Kaden Khau 14 - Twisting Between Language and Memory
Kaden Khau 14 - Twisting Between Language and Memory
April 2, 2025
Ive always been fascinated with the way language and memory intertwine. As a bilingual person, speaking my other language sometimes make me recall memories depending on the language I was speaking at the time. It's kind of like speaking the language make my life exist in different compartments, and switching between makes me bring back certain memories.
One memory I had from this was when I was hanging out with a friend that spoke the same language as me growing, but he had to move away and we didn't go to the same school. When I met up with him, we started talking again in it, certain memories I had with him started flooding into my brain and we also recalled same shared experiences with each other. It was like it had been locked away, and that meeting him again was the key to opening them back up again. This made me question whether if the language we speak at the current moment influence the way we store and retrieve memories.
I also found the same thing with remembering things. I feel like the language I learned while growing up, English, made it easier to learn than using my own native tongue. But I feel like the language you use to encode the memory into your brain, whether it be a shopping list, a historical event, or even a new skill, and decoding it in that same language is the easiest way to remember things. I feel like language is more than a tool for just communication. It's a lens in which we can remember and experience the world.

Photo by MultiBriefs
Hey Kaden! I found your story of reuniting with a friend of yours who you used to be so close to in the past deeply touching, especially how you had a special connection by speaking a different language. As I spent the greater part of my life growing up in India and speaking other languages beyond English, speaking those languages, especially with my friends from India, evokes the same memories that you mention in your blog. I really enjoyed your metaphor of certain memories being “locked away” and only being accessible through the key of language, something that I believe is certainly true. I think the benefit of having so many languages in the world today is that it allows everyone to experience the world in unique ways and have distinctive global cultures rather than the entire species being homogenous. As a bilingual, having at least 2 unique lenses to view the world makes life far more enriching than being restricted to just a singular default.

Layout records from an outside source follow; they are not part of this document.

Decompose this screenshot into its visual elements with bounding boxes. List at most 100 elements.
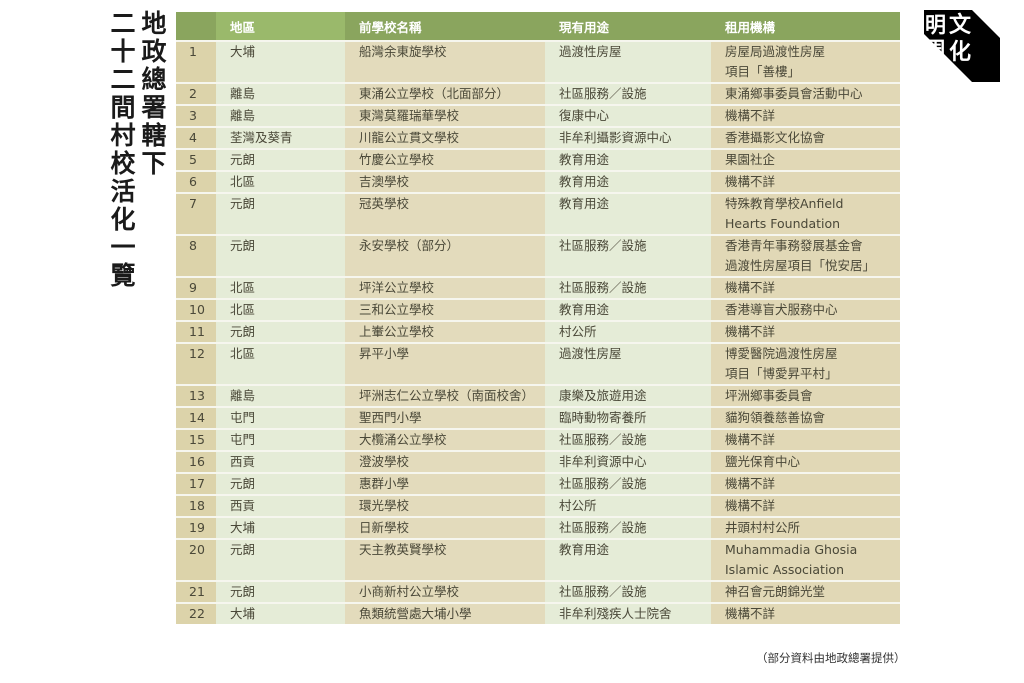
organization-cell: 香港導盲犬服務中心 bbox=[711, 298, 900, 321]
header-district: 地區 bbox=[216, 12, 345, 41]
school-cell: 小商新村公立學校 bbox=[345, 580, 545, 603]
use-cell: 社區服務／設施 bbox=[545, 234, 711, 277]
organization-line: 神召會元朗錦光堂 bbox=[725, 584, 826, 599]
organization-cell: 機構不詳 bbox=[711, 428, 900, 451]
use-cell: 社區服務／設施 bbox=[545, 82, 711, 105]
school-cell: 坪洋公立學校 bbox=[345, 276, 545, 299]
school-cell: 東涌公立學校（北面部分） bbox=[345, 82, 545, 105]
organization-line: 香港攝影文化協會 bbox=[725, 130, 826, 145]
organization-line: 機構不詳 bbox=[725, 324, 776, 339]
organization-line: 機構不詳 bbox=[725, 108, 776, 123]
table-row: 7 元朗 冠英學校 教育用途 特殊教育學校Anfield Hearts Foundatio… bbox=[176, 192, 900, 235]
svg-text:文: 文 bbox=[949, 12, 972, 38]
district-cell: 大埔 bbox=[216, 516, 345, 539]
school-cell: 永安學校（部分） bbox=[345, 234, 545, 277]
table-row: 2 離島 東涌公立學校（北面部分） 社區服務／設施 東涌鄉事委員會活動中心 bbox=[176, 82, 900, 105]
row-number: 6 bbox=[176, 170, 216, 193]
school-cell: 三和公立學校 bbox=[345, 298, 545, 321]
district-cell: 離島 bbox=[216, 384, 345, 407]
use-cell: 教育用途 bbox=[545, 298, 711, 321]
school-cell: 天主教英賢學校 bbox=[345, 538, 545, 581]
use-cell: 過渡性房屋 bbox=[545, 40, 711, 83]
school-cell: 大欖涌公立學校 bbox=[345, 428, 545, 451]
school-cell: 昇平小學 bbox=[345, 342, 545, 385]
organization-line: 機構不詳 bbox=[725, 280, 776, 295]
use-cell: 教育用途 bbox=[545, 538, 711, 581]
district-cell: 北區 bbox=[216, 276, 345, 299]
organization-line: Hearts Foundation bbox=[725, 216, 841, 231]
organization-cell: 機構不詳 bbox=[711, 320, 900, 343]
organization-cell: 機構不詳 bbox=[711, 494, 900, 517]
table-row: 10 北區 三和公立學校 教育用途 香港導盲犬服務中心 bbox=[176, 298, 900, 321]
row-number: 15 bbox=[176, 428, 216, 451]
district-cell: 離島 bbox=[216, 82, 345, 105]
row-number: 9 bbox=[176, 276, 216, 299]
organization-line: 機構不詳 bbox=[725, 476, 776, 491]
table-row: 4 荃灣及葵青 川龍公立貫文學校 非牟利攝影資源中心 香港攝影文化協會 bbox=[176, 126, 900, 149]
organization-line: 項目「博愛昇平村」 bbox=[725, 366, 838, 381]
organization-line: 東涌鄉事委員會活動中心 bbox=[725, 86, 863, 101]
village-school-table: 地區 前學校名稱 現有用途 租用機構 1 大埔 船灣余東旋學校 過渡性房屋 房屋局過渡性… bbox=[176, 12, 900, 624]
use-cell: 非牟利攝影資源中心 bbox=[545, 126, 711, 149]
source-footnote: （部分資料由地政總署提供） bbox=[756, 651, 906, 665]
use-cell: 社區服務／設施 bbox=[545, 472, 711, 495]
row-number: 22 bbox=[176, 602, 216, 624]
use-cell: 康樂及旅遊用途 bbox=[545, 384, 711, 407]
organization-line: Islamic Association bbox=[725, 562, 845, 577]
school-cell: 冠英學校 bbox=[345, 192, 545, 235]
table-row: 5 元朗 竹慶公立學校 教育用途 果園社企 bbox=[176, 148, 900, 171]
header-number bbox=[176, 12, 216, 41]
organization-line: 特殊教育學校Anfield bbox=[725, 196, 844, 211]
table-row: 9 北區 坪洋公立學校 社區服務／設施 機構不詳 bbox=[176, 276, 900, 299]
row-number: 14 bbox=[176, 406, 216, 429]
row-number: 4 bbox=[176, 126, 216, 149]
use-cell: 非牟利資源中心 bbox=[545, 450, 711, 473]
district-cell: 屯門 bbox=[216, 428, 345, 451]
table-row: 21 元朗 小商新村公立學校 社區服務／設施 神召會元朗錦光堂 bbox=[176, 580, 900, 603]
row-number: 3 bbox=[176, 104, 216, 127]
school-cell: 惠群小學 bbox=[345, 472, 545, 495]
organization-line: 博愛醫院過渡性房屋 bbox=[725, 346, 838, 361]
organization-cell: 果園社企 bbox=[711, 148, 900, 171]
table-row: 20 元朗 天主教英賢學校 教育用途 Muhammadia Ghosia Islamic … bbox=[176, 538, 900, 581]
organization-cell: 特殊教育學校Anfield Hearts Foundation bbox=[711, 192, 900, 235]
use-cell: 過渡性房屋 bbox=[545, 342, 711, 385]
organization-line: 井頭村村公所 bbox=[725, 520, 801, 535]
table-row: 3 離島 東灣莫羅瑞華學校 復康中心 機構不詳 bbox=[176, 104, 900, 127]
svg-text:化: 化 bbox=[949, 39, 971, 65]
organization-line: Muhammadia Ghosia bbox=[725, 542, 858, 557]
organization-line: 坪洲鄉事委員會 bbox=[725, 388, 813, 403]
use-cell: 社區服務／設施 bbox=[545, 428, 711, 451]
row-number: 2 bbox=[176, 82, 216, 105]
district-cell: 元朗 bbox=[216, 234, 345, 277]
use-cell: 社區服務／設施 bbox=[545, 516, 711, 539]
table-row: 12 北區 昇平小學 過渡性房屋 博愛醫院過渡性房屋 項目「博愛昇平村」 bbox=[176, 342, 900, 385]
district-cell: 北區 bbox=[216, 298, 345, 321]
district-cell: 離島 bbox=[216, 104, 345, 127]
district-cell: 大埔 bbox=[216, 40, 345, 83]
organization-cell: 香港攝影文化協會 bbox=[711, 126, 900, 149]
organization-cell: 房屋局過渡性房屋 項目「善樓」 bbox=[711, 40, 900, 83]
school-cell: 魚類統營處大埔小學 bbox=[345, 602, 545, 624]
table-row: 8 元朗 永安學校（部分） 社區服務／設施 香港青年事務發展基金會 過渡性房屋項目「悅安居… bbox=[176, 234, 900, 277]
table-row: 13 離島 坪洲志仁公立學校（南面校舍） 康樂及旅遊用途 坪洲鄉事委員會 bbox=[176, 384, 900, 407]
table-row: 1 大埔 船灣余東旋學校 過渡性房屋 房屋局過渡性房屋 項目「善樓」 bbox=[176, 40, 900, 83]
row-number: 10 bbox=[176, 298, 216, 321]
header-organization: 租用機構 bbox=[711, 12, 900, 41]
organization-cell: 坪洲鄉事委員會 bbox=[711, 384, 900, 407]
district-cell: 元朗 bbox=[216, 580, 345, 603]
use-cell: 教育用途 bbox=[545, 148, 711, 171]
district-cell: 西貢 bbox=[216, 450, 345, 473]
table-row: 18 西貢 環光學校 村公所 機構不詳 bbox=[176, 494, 900, 517]
organization-line: 香港導盲犬服務中心 bbox=[725, 302, 838, 317]
school-cell: 坪洲志仁公立學校（南面校舍） bbox=[345, 384, 545, 407]
row-number: 19 bbox=[176, 516, 216, 539]
header-school: 前學校名稱 bbox=[345, 12, 545, 41]
organization-cell: 貓狗領養慈善協會 bbox=[711, 406, 900, 429]
page-title-line-2: 二十二間村校活化一覽 bbox=[107, 10, 136, 290]
school-cell: 竹慶公立學校 bbox=[345, 148, 545, 171]
row-number: 7 bbox=[176, 192, 216, 235]
organization-cell: 機構不詳 bbox=[711, 104, 900, 127]
row-number: 13 bbox=[176, 384, 216, 407]
row-number: 11 bbox=[176, 320, 216, 343]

ReplyDeleteHello Kaden! Your blog was interesting and the description and connection you made between language and memory. I agree with you that speaking a certain language unlocks memories, for me it reminds me of my grandparents. When I was young I used to speak to them in my native language and my grandma used to sing me songs in them, and now, if I hear it it reminds me of her. I think that is how memory works, smell and things like you mentioned in your previous blog, also work together. Language carries a lot of emotions within itself, and I think that every language has its own beauty. One thing I recently discovered is how easy it is for me to learn, in a language other than my native language. You are right, language is not just for communications, though it is a mean to communicate, it can help us reflect and understand our lives.